Samedi 18 mars 2017
10 min

Camille Pissaro "Le premier des impressionnistes"

Expositions Camille Pissaro à voir en 3 lieux différents : Musée Marmottan Monet, Musée du Luxembourg (Paris) et Musée de Pontoise.

Camille Pissaro "Le premier des impressionnistes"
Expostion Camille Pissarro, Musée Marmottan Monet (Paris)

Ce matin, Cécile Jaurès, nous parle de trois expositions consacrées à Camille Pissarro au musée Marmottan-Monet et au musée du Luxembourg à Paris, et au musée Tavet-Delacour à Pontoise.

Camille Pissarro est enfin à l’honneur dans les musées français. Curieusement, ce peintre, célébré à l’étranger comme le «père des impressionnistes», est souvent montré en France noyé au milieu de ses confrères. Figurez-vous qu’il n’avait pas fait l’objet d’une rétrospective ici depuis 36 ans ! Même de son vivant, l’artiste était moins médiatisé que ses amis. Avec son allure de «père tranquille», de patriarche paysan à longue barbe blanche, il n’avait aucun sens du commerce et il vendait moins bien ses tableaux que Monet, par exemple.

Et pourtant, quel infatigable travailleur ! Son œuvre connue compte près de 1500 tableaux, 600 gouaches et des milliers d’aquarelles. Le musée d’Orsay possède un fond important, mais un grand nombre de ses œuvres sont dispersées dans des musées étrangers et chez des collectionneurs privés. Les expositions, qui viennent d’ouvrir à Paris, donnent l’occasion de voir des toiles venues des Etats-Unis, du Mexique ou d’Israël, dont certaines inédites en France.

Camille Pissarro a toujours été à la marge…

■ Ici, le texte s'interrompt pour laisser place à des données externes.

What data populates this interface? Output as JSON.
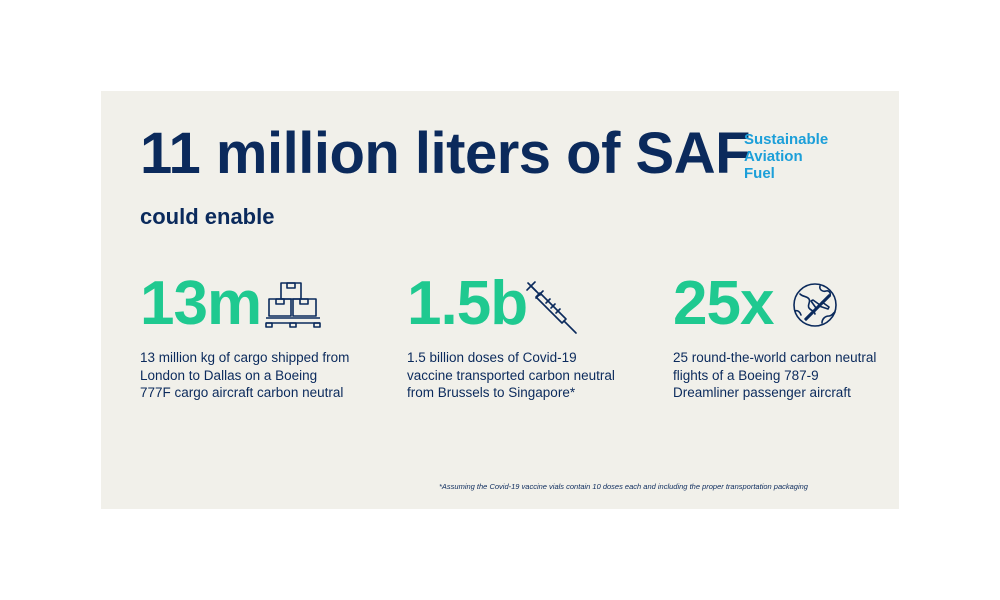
{
  "headline": "11 million liters of SAF",
  "saf_definition": [
    "Sustainable",
    "Aviation",
    "Fuel"
  ],
  "subheadline": "could enable",
  "stats": [
    {
      "value": "13m",
      "icon": "cargo-pallet-icon",
      "description": "13 million kg of cargo shipped from London to Dallas on a Boeing 777F cargo aircraft carbon neutral"
    },
    {
      "value": "1.5b",
      "icon": "syringe-icon",
      "description": "1.5 billion doses of Covid-19 vaccine transported carbon neutral from Brussels to Singapore*"
    },
    {
      "value": "25x",
      "icon": "globe-plane-icon",
      "description": "25 round-the-world carbon neutral flights of a Boeing 787-9 Dreamliner passenger aircraft"
    }
  ],
  "footnote": "*Assuming the Covid-19 vaccine vials contain 10 doses each and including the proper transportation packaging",
  "colors": {
    "navy": "#0b2a5c",
    "green": "#1fc990",
    "blue": "#1c9fd9",
    "panel_background": "#f1f0ea"
  }
}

Oui, il a toujours été un «libre-penseur», un sympathisant anarchiste menant sa vie comme il l’entendait. Né en 1830, soit une dizaine d’années avant les autres peintres impressionnistes, il a grandi aux Antilles danoises, dans une famille juive plutôt bourgeoise, mais mise à l’écart de la communauté pour avoir enfreint les lois hébraïques sur le mariage. Du coup, il fait sa scolarité dans une école évangélique fréquentée par des descendants d’esclaves. De là vient sans doute son indépendance d’esprit.

De même, il apprend la peinture en autodidacte. Et quand son père négociant s’oppose à sa vocation et, surtout, à son mariage avec la bonne, il n’hésite pas à rompre avec sa famille. Il débarque à Paris en 1855, à 25 ans. Après un passage éclair aux Beaux-Arts, il fréquente des ateliers libres, comme celui de Corot. Mais assez vite, il s’écarte des teintes terreuses, des compositions sages de son aîné et éclaircit sa palette comme dans cette lumineuse «Gelée blanche à Ennery» aux tons bleutés, présentée en 1874. Un tableau qualifié par un critique de «grattures de palette posées sur une toile sale» !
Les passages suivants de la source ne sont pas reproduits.